4.4 CO isotopomers, atomic lines, and other molecular lines

The 2-0 bandhead of ¹³CO at 2.3448 $\mu$m is a relatively prominent feature in most of the spectra in Figs. 2-25. It is important to note, however, that at a resolution of R = 3500 the bandhead is affected by other lines close in wavelength. The 2-0 R0 and 3-1 R17 lines of the main CO isotopomer, which are almost coincident, lie within one resolution element of the ¹³CO 2-0 bandhead. The individual R-branch lines of the main isotopomer are typically quite strong, and these two clearly contribute to the absorption at the wavelength of the ¹³CO bandhead. Interpreting the ¹³CO 2-0 bandhead strength in terms of a ¹²CO/¹³CO abundance ratio must include a calculation of the main isotopomer R-branch lines near the bandhead.

In this connection, there is also a very close coincidence between the ¹³CO 2-0 bandhead and a line of Ti I at 2.34479 $\mu$m. This line is not separated from the ¹³CO bandhead even at very high resolution in the spectrum of Arcturus by Hinkle et al. (1995). Another Ti I line at 2.2970 $\mu$m is prominent on the side of the CO 2-0 bandhead in most of our spectra, typically absorbing $\sim$5% of the continuum at R = 3500. The strength of this line suggests that the Ti I line coincident with the ¹³CO 2-0 bandhead also contributes significantly to the observed absorption feature. As with the R-branch lines discussed above, the effect of Ti I absorption must be included in comparing the ¹³CO 2-0 bandhead with ¹²CO.

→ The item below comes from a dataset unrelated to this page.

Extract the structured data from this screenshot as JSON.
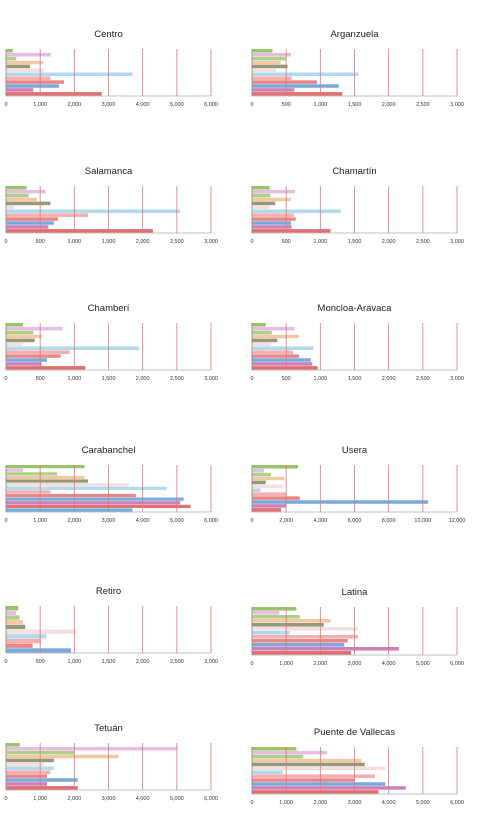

The spectra of our sample of carbon stars (Figs. 18-22) show remarkable variations in the depth and shapes of the CO 2-0 bandheads and main R-branch lines (compare for example HV Cas - Fig. 18 - with V460 Cyg - Fig. 22). The main features in all cases do appear to be the CO overtone band lines, but it is clear that the bands are modulated by other molecules with features in the observed range of wavelengths. It is well known that carbon stars have a rich organic chemistry in their atmospheres and circumstellar envelopes. A recent study of ISO-SWS spectra by Jørgensen et al. (2000) identified C₂, CN, CH, CS, HCN, C₃, and C₂H₂ in the spectra of V460 Cyg over the 2.4 to 45 $\mu$m range. The theoretical models of Helling et al. (2000) for carbon-rich AGB stars indicate that the main contributors to molecular opacity in the 2.3 $\mu$m region, besides CO, include C₂, CN, C₃, and HCN. The contribution of each to the absorption lines in our observed wavelength band depends on the temperature and density structure, and on the C/O ratio. Differences in these properties among our sample of carbon stars could easily explain the variations in the observed spectra. We have not attempted to identify other molecular lines in these spectra, and in fact most of the individual absorption features can be identified with CO lines. The differences in the detailed shapes of the R-branch lines in the 2-0 band as compared with the very regular structure in the M-giants or supergiants, however, indicates the presence of lines from other carbon-bearing molecules. Accurate models for the carbon star spectra in this wavelength region must include these species in addition to CO.